Bocquet-Appel's contributions to paleodemography
Lyle Konigsberg  1  
1 : University of Illinois at Urbana-Champaign [Urbana]

For many of us outside France, our first introduction to Bocquet-Appel's work in paleodemography came via his seminal publication with Masset in 1982: “Farewell to paleodemography.” This work came only five years after the completion of Bocquet-Appel's doctoral thesis. The article has been and continues to be widely cited. In fact, as of the last count in Scopus, the article has been cited almost 300 times, giving it the highest count of any of Bocquet-Appel's articles. Indeed, it outstrips Bocquet-Appel's second most cited article (“When the world's population took off”) by about 150 citations. Given the importance of this work, my presentation begins with a summary of the impact of the “Farewell to paleodemography” article and its direct aftermath.

While Bocquet-Appel bid farewell to paleodemography in 1982, we are very fortunate that he nevertheless continued to work and publish on paleodemographic methods and analyses. Initially, the farewell to paleodemography article was met with a number of what can only be characterized as relatively unthinking responses. Among these I would count Buikstra and Konigsberg's 1985 article “Paleodemography: critiques and controversies.” But with the passage of time, it became clear that Bocquet-Appel and Masset's article was not so much an actual “farewell” as a call for a paradigm shift in paleodemographic methods. Bocquet-Appel was at the vanguard of this paradigm shift. Much of the history of Bocquet-Appel's contributions to paleodemographic methods have already described in book chapters by Daniel Courgeau, so I only recount some of the major points. A relatively little known fact is that Bocquet-Appel served as one of the discussants for a 2009 poster symposium titled “The coming of age of age estimation” at the American Association of Physical Anthropologists meetings in Chicago. This symposium, co-organized by Konigsberg and Frankenberg, included a poster on tooth cementum annulation on which Bocquet-Appel was an author and which was presented by a young Stephan Naji. Sadly, this was the only time that I met Bocquet-Appel face-to-face and was able to speak with him about developments in the field of paleodemography.

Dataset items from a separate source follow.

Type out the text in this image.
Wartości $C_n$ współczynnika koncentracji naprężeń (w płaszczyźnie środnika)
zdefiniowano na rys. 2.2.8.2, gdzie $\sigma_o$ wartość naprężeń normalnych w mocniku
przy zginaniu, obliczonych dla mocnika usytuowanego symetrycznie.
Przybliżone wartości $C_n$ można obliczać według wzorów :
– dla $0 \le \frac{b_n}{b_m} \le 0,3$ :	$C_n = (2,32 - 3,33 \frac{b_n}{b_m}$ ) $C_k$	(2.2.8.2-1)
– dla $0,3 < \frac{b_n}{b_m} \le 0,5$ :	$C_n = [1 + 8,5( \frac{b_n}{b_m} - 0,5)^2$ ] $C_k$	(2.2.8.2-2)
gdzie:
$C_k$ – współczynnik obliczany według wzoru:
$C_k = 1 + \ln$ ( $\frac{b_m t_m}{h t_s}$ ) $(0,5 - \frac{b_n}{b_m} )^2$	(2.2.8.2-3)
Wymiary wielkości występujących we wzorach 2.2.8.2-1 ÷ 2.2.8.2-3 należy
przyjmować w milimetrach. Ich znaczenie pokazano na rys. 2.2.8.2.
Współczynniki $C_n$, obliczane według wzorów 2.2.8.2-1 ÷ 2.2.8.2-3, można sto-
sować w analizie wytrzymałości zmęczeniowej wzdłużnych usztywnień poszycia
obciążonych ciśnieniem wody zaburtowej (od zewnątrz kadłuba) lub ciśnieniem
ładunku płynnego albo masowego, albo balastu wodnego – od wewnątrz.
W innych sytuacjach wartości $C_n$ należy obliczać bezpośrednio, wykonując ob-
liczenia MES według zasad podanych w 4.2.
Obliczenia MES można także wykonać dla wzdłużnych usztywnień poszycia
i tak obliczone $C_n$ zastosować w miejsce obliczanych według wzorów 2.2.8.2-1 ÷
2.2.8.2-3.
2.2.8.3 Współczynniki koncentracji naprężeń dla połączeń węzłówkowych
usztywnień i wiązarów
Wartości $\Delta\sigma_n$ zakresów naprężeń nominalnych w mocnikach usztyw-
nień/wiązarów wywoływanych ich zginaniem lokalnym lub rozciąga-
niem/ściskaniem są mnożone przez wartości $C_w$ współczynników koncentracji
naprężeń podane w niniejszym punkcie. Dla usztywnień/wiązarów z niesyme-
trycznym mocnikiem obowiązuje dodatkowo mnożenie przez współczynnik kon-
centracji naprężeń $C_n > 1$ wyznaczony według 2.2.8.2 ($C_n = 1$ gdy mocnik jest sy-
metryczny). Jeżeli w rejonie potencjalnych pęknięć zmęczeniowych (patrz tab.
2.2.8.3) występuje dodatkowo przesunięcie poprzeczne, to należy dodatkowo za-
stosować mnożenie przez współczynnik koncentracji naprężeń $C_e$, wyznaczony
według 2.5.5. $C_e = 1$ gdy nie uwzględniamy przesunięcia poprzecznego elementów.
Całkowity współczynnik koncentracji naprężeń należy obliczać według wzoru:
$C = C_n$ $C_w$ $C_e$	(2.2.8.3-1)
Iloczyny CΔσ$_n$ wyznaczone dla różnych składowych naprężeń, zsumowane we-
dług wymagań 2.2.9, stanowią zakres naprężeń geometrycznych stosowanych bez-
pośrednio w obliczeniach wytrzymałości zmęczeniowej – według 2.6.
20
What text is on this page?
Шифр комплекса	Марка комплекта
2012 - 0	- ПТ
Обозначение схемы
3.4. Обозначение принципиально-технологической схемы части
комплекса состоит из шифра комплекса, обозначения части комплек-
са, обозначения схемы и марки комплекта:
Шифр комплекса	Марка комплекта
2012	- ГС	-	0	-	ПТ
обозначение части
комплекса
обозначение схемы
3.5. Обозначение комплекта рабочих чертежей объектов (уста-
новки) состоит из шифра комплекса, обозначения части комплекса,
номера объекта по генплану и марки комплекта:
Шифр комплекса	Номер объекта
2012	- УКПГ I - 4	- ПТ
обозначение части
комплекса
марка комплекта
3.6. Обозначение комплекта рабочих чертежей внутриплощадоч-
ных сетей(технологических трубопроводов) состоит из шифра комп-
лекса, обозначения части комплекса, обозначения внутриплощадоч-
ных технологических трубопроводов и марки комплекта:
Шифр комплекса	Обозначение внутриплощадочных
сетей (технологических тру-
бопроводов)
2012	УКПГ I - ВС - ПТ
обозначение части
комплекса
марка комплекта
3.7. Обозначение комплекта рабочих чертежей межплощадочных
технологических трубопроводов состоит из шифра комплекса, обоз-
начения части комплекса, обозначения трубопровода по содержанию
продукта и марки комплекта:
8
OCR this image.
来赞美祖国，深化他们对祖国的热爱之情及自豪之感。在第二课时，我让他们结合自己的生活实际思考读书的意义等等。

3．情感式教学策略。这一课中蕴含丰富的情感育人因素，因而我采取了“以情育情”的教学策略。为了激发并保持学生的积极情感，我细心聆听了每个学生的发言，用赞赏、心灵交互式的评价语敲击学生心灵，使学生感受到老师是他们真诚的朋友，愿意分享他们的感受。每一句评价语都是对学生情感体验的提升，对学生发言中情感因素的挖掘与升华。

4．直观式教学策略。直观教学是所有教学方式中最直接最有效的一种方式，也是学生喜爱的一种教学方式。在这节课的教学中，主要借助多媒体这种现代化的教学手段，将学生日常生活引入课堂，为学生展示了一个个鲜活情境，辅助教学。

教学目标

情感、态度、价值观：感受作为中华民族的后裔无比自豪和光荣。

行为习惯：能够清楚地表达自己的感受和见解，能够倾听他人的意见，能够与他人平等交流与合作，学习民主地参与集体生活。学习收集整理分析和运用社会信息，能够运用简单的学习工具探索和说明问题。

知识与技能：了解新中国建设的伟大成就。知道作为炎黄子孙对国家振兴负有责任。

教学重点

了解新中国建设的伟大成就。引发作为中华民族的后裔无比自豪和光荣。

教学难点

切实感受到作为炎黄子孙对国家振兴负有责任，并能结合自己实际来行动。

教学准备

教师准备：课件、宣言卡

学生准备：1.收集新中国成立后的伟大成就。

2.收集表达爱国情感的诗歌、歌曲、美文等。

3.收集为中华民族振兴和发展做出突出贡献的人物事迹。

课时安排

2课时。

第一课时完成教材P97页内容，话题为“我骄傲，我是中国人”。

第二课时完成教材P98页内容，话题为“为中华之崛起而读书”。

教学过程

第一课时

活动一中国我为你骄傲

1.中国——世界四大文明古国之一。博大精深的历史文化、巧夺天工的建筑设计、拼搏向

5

Although the title of this presentation is specific to paleodemography, it is also important to realize that Bocquet-Appel's work contributed to a more general contrast between calibration methods that use an informative prior versus those that use a diffuse prior. This has implications for a host of applications including topics as diverse as estimating stature for Homo floresiensis and determining whether an asylum seeker is under an age threshold.